By Nadia ElKaissi, CHTM
Picture this: During a procurement review, a vendor states that their product is “FIPS compliant.” When asked for details, they are unable to immediately provide a certificate number or clarify whether the cryptographic module is validated under FIPS 140-2 or FIPS 140-3. This is often the moment when teams realize why understanding FIPS matters before moving forward.
If you are new to cybersecurity, have no fear! You do not need to understand cryptography in order to understand FIPS. FIPS exists so organizations do not have to rely on guesswork or deep technical expertise to trust that encryption is being implemented safely.
FIPS stands for Federal Information Processing Standards. These standards are developed by the National Institute of Standards and Technology (NIST), a U.S. government standard organization. FIPS provides guidance on how sensitive information, especially data used by the federal government, must be protected. While there are multiple FIPS standards, one of the most referenced in cybersecurity, is FIPS 140, which focuses specifically on encryption.
WHY FIPS MATTERS
Encryption is a foundational security control. If it is implemented incorrectly, other security measures may not matter. FIPS validation helps ensure that only approved and well-tested cryptographic methods are used and that encryption keys are generated, stored and handled securely. For U.S. federal agencies, FIPS compliance is mandatory. For healthcare organizations, financial services, cloud providers, and government contractors, FIPS is often required by contracts, audits, or regulatory expectations. In practice, FIPS serves as a trusted baseline for cryptographic security.
WHAT FIPS 140 COVERS
FIPS 140 focuses on cryptographic modules, which are the parts of software or hardware responsible for performing encryption-related functions. Encryption is the process of turning readable data into unreadable data unless the correct key is used. These cryptographic modules handle tasks such as: encrypting and decrypting data; creating and protecting encryption keys; authenticating data; detecting and responding to cryptographic failures. It is important to note that FIPS 140 does not evaluate the entire product. Instead, it ensures that the encryption component itself meets well-defined security requirements.
DIFFERENCES BETWEEN FIPS 140-2 AND FIPS 140-3
There are two versions of FIPS 140 that are commonly referenced today, FIPS 140-2 and FIPS 140-3. FIPS 140-2 was published in 2001 and became widely deployed and established.

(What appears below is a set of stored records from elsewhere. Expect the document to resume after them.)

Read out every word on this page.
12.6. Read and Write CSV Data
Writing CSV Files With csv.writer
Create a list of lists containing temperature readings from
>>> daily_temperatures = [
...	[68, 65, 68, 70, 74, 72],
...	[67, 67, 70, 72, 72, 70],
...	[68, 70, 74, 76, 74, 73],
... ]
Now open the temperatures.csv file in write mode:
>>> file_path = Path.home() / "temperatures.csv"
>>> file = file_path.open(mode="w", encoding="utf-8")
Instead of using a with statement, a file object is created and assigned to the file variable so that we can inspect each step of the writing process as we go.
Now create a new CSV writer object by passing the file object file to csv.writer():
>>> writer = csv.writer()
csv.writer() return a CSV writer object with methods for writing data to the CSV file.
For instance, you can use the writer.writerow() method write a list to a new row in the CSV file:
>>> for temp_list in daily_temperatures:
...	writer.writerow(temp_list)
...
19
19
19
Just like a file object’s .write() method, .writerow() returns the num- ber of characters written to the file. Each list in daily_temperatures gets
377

It is still present in many existing environments, but it is no longer approved for new validations. FIPS 140-3, published in 2019, is based on modern international security standards and is better suited for today’s technologies, including cloud and virtualized environments. New FIPS 140-2 validation ended in 2021. While existing FIPS 140-2 validated modules may remain in use until their certificates expire, FIPS 140-3 is the standard moving forward.
WHEN SHOULD FIPS 140-3 BE REQUIRED?
As a general rule, FIPS 140-3 should be required for new investments to include: new hardware or software procurements; cloud-based or virtualized systems; systems expected to remain in service for many years; and environments that may support government or regulated data in the future. Requiring the current standard helps avoid compliance and life cycle challenges later. FIPS 140-2 may still be acceptable in limited situations such as if it supports legacy environments or it is maintaining existing or previously approved systems. In these cases, organizations should treat FIPS 140-2 as a transitional solution and ensure there is a document plan to move toward FIPS 140-3.
TIPS WHEN EVALUATING FIPS CLAIMS
If you are new to FIPS, vendor FIPS claims can be confusing. The tips below can help cut through marketing language and focus on verifiable facts.
1. Always ask for proof
Request the NIST CMVP certificate and verify that the certificate is in the NIST CMVP database. While brochures or marketing materials may reference FIPS, they should never replace independent verification.
2. “Compliant” is not the same as “Validated”
The term “FIPS compliant” is not the same as “FIPS validated.” FIPS validation means the cryptographic module has been tested and approved by NIST. Only validated modules meet FIPS requirements.
3. Confirm What is Actually Validated
Vendors may claim their product is FIPS validated, but it’s important to identify which cryptographic module is validated. Ensure the specific module in use – not just the product name – has validation. Request an SBOM or vendor attestation confirming the validated module is in use.
4. Check Certificate Status
Even if a certificate exists, verify its current status. Some FIPS 140-2 certificates are now listed as “historical.” Historical certificates are typically acceptable only for existing deployments and are not appropriate for new procurements.
5. Require a Transition plan
If you are purchasing a product that currently relies on FIPS 140-2, consider future requirements. Request a roadmap for FIPS 140-3 validation, including expected timelines, and discuss plans for upgrades or recertification.
Now let’s recap. FIPS validation ensures encryption is implemented correctly and independently tested. FIPS 140-3 is the current and future standard, while FIPS 140-2 remains acceptable only in limited transition scenarios. Procurement decisions should be based on validation status, not marketing language. In short, FIPS enables organizations to trust encryption without needing to be cryptography experts – as long as the validation is real and current.